When Obama began creating the heavens and the earth, America was a shapeless, chaotic mess, with the evil Spirit of Bush brooding over the darkness.

Then Obama said: "Let there be light." And Solyndra appeared. And Obama was pleased with it, and divided Americans into Greens and Skeptics. He made the Greens "winners," and the Skeptics "losers." Together with the Greens, Obama forged the first day of fundamental change.


And on the second day, Obama rested.

Then Obama said: "Let the dark vapors of America separate to form "rich" and "poor." And let the poor be above and the rich below. And let there be class warfare between the two. This all happened on the third day.



And on the fourth day, Obama rested.


Then Obama said: "Let the safety net beneath the poor be expanded by $-Trillions so that unprecedented deficits will emerge." And so it was. And Obama named the $-Trillions "stimulus," and the safety net "student loans" and "food stamps" and "unemployment compensation" and "American Opportunity Tax Credit" and "Race to the Top" and "Pell
Grants" and "The Lilly Ledbetter Fair Pay Act."  And Obama was pleased. And he said, "Let the stimulus burst forth and produce every variety of lobbyist bearing seed money for My re-election, and let this seed money produce handsome fund raisers in my image like George Clooney." And Obama called the fund raisers "bundlers." And so it was, and Obama was pleased. This all happened the morning of the fifth day.

That afternoon Obama rested again.


Then Obama said: "Let the too-big-to-fail bankers rise from the slime of the earth and join the poor in the heavens." He ordered the US Treasury to rain money upon them. Obama said: "Let them now make loans to small businesses and write mortgages to individuals in need." But the loathsome bankers tossed meaty bonuses to themselves and told Obama to pound sand. Obama was not pleased. So He smote the bankers, seized General Motors, fired its CEO and gave the car company to Richard Trumka who built the Chevy Volt, the most expensive Fire Hazard in the short history of creation.

And Mrs. Obama rested.


Then Obama gazed upon 20-million illegal aliens and called them "undocumented immigrants." And so these migrants could vote for Him, He called voter ID laws "racism." And so these new constituents could be fruitful and multiply, He performed the miracle of the loaves and fishes and created a cap on their health insurance costs but no cap on their medical benefits.
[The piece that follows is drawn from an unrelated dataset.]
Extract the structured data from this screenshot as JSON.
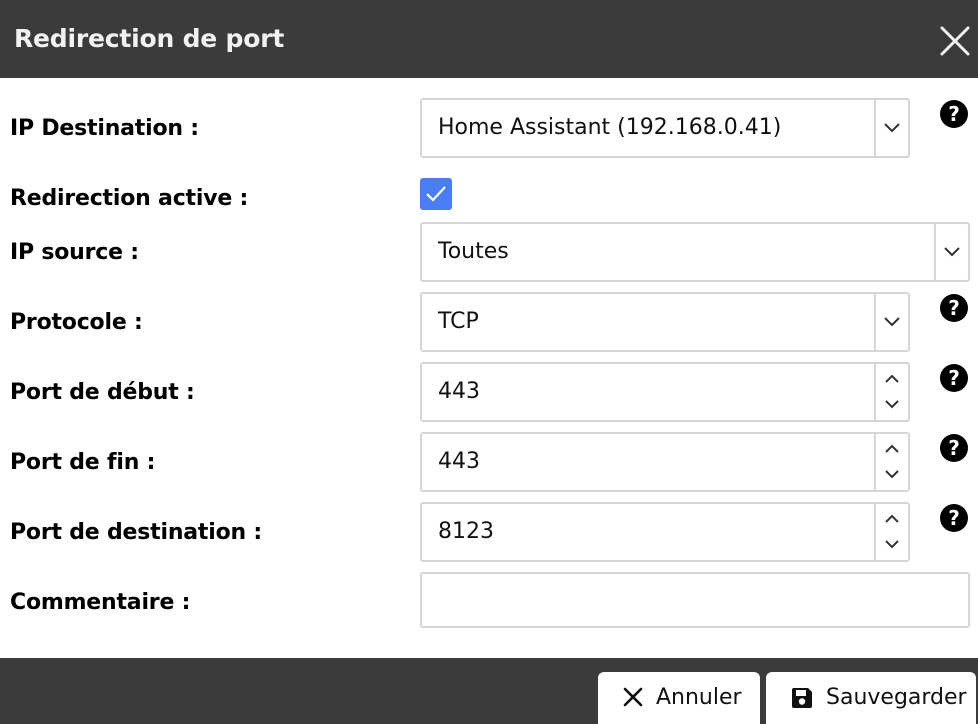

He called this miracle "ObamaCare" after himself. And then He created money out of nothing and called it "debt," and piled this debt in mountains up to the sky. And then Obama created patsies to pay off that debt and called these patsies "children."

And Mrs. Obama was pleased, so she rested again.


But He was not yet finished. Obama said: "Let there be a Surge in Afghanistan!" And the Taliban quaked in fear. Then He created radar and worked under it to nullify the 2nd Amendment, sending thousands of machine guns to Mexico. This pleased Obama...until Solyndra went bankrupt and "Fast and Furious" made the New York Times. Obama was unhappy.


So he rested again.


Then Obama said: "Let the earth bring forth every kind of animal." And Navy Seals appeared. And Obama used them to smote Bin Laden dead in a gutsy move. And Obama was pleased again and, feeling his oats, He promised Putin better things to come. He basked in the warmth of the Arab Spring and created the Buffett Rule. And Obama was pleased with what he had done.


So Obama rested again.


And finally Obama said: "Let there be men and women made in the image and likeness of their Maker." He called the first man "Trayvon" and the first woman "Julia." And then He said: "Let there be hope and change in My new world, and an end to white racism." And he called this new way of thinking and acting "fairness."


And to celebrate this new world of fairness, Obama rested again.

But the new men and women He had created in his image quickly grew restless. They Occupied Wall Street, set fire to businesses and broke bank windows.







So Obama gathered his thoughts as he rested once more.

Then, at the eleventh hour on the seventh day, in order to occupy the Occupiers and to help himself get re-elected, Obama fiddled with Labor Department statistics and created...JOBS!
























[Apologies to the Author of The Book and to those who took the photos that I found in Google Images.]